Idenix files lawsuits in Europe, charging Gilead infringed on its patent by marketing hep C drug

Provided by The Boston Globe

By Robert Weisman | Globe Staff   March 14, 2014

Cambridge drug developer Idenix Pharmaceuticals Inc. has filed lawsuits in Europe charging that biotechnology giant Gilead Sciences Inc. infringed on an Idenix patent when it marketed a popular new hepatitis C treatment in England, France, and Germany.

The suits escalate a three-month-old legal battle between Gilead and Idenix over the drug, called Sovaldi. Idenix — in which a Boston hedge fund has taken a growing position — says it has exclusive rights to intellectual property for sofosbuvir, the compound on which Sovaldi is based. The company lodged similar complaints against Gilead in California in December.

Idenix has not specified how much it is seeking in damages. Its suits in Europe follow the granting of a patent by the European Union on Wednesday. The patents that are the subject of the US infringement cases were granted between 2005 and 2009.

“These are the first offensive moves Idenix has taken in this landscape of litigation against Gilead,” said Teri Dahlman, an Idenix spokeswoman. “We feel strongly about our intellectual property and we’re defending it.”

Amy Flood, a vice president at Gilead’s headquarters in Foster City, Calif., said her company rejects Idenix’s intellectual property assertion.

“Gilead will defend against any claim brought by Idenix and we will challenge the validity of Idenix’s European patent,” she said.

Shares of Idenix were unchanged at $6.94 on the Nasdaq exchange Friday. Gilead shares tumbled 3.8 percent to $75.05, a loss of $2.96 apiece.

Patients carrying the liver-ravaging hepatitis C virus have been gravitating to Sovaldi, approved by the Food and Drug Administration in December, because it is a pill that is easier to tolerate, can be taken for a shorter span than other treatments, and is considered more effective than previous drugs. The wholesale price of Gilead’s drug is $28,000 for a four-week treatment.

Analysts have projected Sovaldi could generate sales of at least $6 billion this year, which would make it one of the top-selling drugs of all time. Vertex Pharmaceuticals Inc., the Boston biotechnology company that markets rival hepatitis C drug Incivek, has lost business to Sovaldi and other new-generation treatments for the disease.
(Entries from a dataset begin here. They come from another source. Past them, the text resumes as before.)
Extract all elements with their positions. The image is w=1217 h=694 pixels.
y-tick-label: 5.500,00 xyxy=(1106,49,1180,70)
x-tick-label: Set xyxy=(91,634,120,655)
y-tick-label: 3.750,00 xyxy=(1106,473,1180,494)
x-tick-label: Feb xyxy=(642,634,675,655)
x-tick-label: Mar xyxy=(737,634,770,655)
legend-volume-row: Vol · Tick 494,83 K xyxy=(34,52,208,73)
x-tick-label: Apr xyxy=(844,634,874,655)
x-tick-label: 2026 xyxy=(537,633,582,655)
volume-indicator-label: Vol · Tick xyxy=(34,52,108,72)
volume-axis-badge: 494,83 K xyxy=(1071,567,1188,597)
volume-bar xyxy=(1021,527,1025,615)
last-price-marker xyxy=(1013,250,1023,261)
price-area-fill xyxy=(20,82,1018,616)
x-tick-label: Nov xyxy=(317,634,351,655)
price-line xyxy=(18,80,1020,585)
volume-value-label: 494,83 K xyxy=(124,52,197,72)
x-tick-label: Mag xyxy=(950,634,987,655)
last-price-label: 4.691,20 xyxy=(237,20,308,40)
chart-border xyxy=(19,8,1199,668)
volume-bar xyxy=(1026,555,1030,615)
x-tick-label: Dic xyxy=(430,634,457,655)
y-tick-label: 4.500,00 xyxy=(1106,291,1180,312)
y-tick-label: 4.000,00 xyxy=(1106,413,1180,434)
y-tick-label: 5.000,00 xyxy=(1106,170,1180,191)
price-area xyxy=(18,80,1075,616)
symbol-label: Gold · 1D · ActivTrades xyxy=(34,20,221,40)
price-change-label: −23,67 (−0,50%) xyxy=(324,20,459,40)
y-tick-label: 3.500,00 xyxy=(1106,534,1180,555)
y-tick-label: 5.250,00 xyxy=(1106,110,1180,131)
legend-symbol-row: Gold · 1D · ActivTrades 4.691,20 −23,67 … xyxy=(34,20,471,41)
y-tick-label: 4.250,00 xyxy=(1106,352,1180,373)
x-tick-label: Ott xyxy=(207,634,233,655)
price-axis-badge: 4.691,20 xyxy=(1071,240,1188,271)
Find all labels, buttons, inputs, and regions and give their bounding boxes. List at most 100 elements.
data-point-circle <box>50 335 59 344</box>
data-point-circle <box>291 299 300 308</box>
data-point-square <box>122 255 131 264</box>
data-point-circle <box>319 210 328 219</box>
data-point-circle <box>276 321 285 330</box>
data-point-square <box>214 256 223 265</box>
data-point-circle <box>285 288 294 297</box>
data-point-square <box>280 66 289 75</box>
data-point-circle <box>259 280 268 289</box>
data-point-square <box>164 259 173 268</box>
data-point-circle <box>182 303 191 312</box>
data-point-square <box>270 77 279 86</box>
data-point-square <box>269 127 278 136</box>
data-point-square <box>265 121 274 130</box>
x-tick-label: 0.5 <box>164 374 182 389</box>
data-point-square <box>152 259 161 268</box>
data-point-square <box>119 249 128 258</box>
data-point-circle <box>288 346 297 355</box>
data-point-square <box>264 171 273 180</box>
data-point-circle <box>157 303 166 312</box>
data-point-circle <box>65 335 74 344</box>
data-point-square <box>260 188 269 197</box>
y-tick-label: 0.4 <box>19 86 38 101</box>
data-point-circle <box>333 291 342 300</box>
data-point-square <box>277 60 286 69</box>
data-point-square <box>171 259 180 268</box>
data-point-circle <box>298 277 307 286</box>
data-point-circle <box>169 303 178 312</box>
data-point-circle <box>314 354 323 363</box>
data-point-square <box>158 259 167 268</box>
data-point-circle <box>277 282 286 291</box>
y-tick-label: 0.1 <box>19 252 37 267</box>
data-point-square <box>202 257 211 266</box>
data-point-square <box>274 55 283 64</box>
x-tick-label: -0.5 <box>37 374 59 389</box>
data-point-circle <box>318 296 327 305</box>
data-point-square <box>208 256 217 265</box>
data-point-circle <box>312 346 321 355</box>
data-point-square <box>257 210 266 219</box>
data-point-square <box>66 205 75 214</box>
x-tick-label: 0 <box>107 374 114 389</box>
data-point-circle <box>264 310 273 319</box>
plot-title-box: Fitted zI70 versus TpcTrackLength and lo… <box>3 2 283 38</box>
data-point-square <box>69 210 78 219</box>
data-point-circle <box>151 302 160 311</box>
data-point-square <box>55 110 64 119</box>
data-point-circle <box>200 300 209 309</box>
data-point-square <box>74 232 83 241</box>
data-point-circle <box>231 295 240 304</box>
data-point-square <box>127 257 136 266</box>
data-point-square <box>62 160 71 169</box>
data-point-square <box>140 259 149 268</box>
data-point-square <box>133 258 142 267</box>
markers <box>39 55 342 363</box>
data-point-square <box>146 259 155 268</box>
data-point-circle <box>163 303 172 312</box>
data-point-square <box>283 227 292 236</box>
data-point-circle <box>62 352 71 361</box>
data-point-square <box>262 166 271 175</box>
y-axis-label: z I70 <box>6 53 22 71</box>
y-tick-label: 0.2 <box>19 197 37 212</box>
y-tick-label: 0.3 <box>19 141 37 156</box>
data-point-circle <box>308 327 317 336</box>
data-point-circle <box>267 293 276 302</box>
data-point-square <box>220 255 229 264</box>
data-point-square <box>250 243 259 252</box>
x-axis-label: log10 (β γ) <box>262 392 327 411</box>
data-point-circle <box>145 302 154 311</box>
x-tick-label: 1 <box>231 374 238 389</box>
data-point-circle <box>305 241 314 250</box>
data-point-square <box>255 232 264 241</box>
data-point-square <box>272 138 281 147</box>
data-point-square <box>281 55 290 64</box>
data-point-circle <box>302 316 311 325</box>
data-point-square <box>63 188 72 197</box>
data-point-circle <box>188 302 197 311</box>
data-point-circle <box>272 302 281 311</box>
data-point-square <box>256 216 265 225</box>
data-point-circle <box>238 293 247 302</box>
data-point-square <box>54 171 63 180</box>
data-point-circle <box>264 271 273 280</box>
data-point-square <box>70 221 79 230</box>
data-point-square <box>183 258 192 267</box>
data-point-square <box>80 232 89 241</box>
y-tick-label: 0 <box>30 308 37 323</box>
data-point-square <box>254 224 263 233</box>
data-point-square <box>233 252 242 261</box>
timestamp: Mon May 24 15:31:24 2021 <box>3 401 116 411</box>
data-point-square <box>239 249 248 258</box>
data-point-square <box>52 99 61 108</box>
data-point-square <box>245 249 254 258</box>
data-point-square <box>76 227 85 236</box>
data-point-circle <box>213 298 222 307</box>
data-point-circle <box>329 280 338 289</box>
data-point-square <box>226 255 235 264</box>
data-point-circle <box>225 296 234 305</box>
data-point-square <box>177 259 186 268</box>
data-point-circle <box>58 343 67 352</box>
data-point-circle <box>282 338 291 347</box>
Idenix, founded in 1998, co-developed a hepatitis B treatment currently marketed exclusively by Novartis AG, the Swiss pharmaceutical company that has its worldwide research and development headquarters in Cambridge. Idenix has two hepatitis C drug candidates in clinical trials, and several others in preclinical development, drawing on intellectual property it has under patents awarded in the United States and Europe.

In a regulatory filing last month, Boston’s largest hedge fund, Seth Klarman’s Baupost Group, said it had accumulated a 35.4 percent stake in Idenix.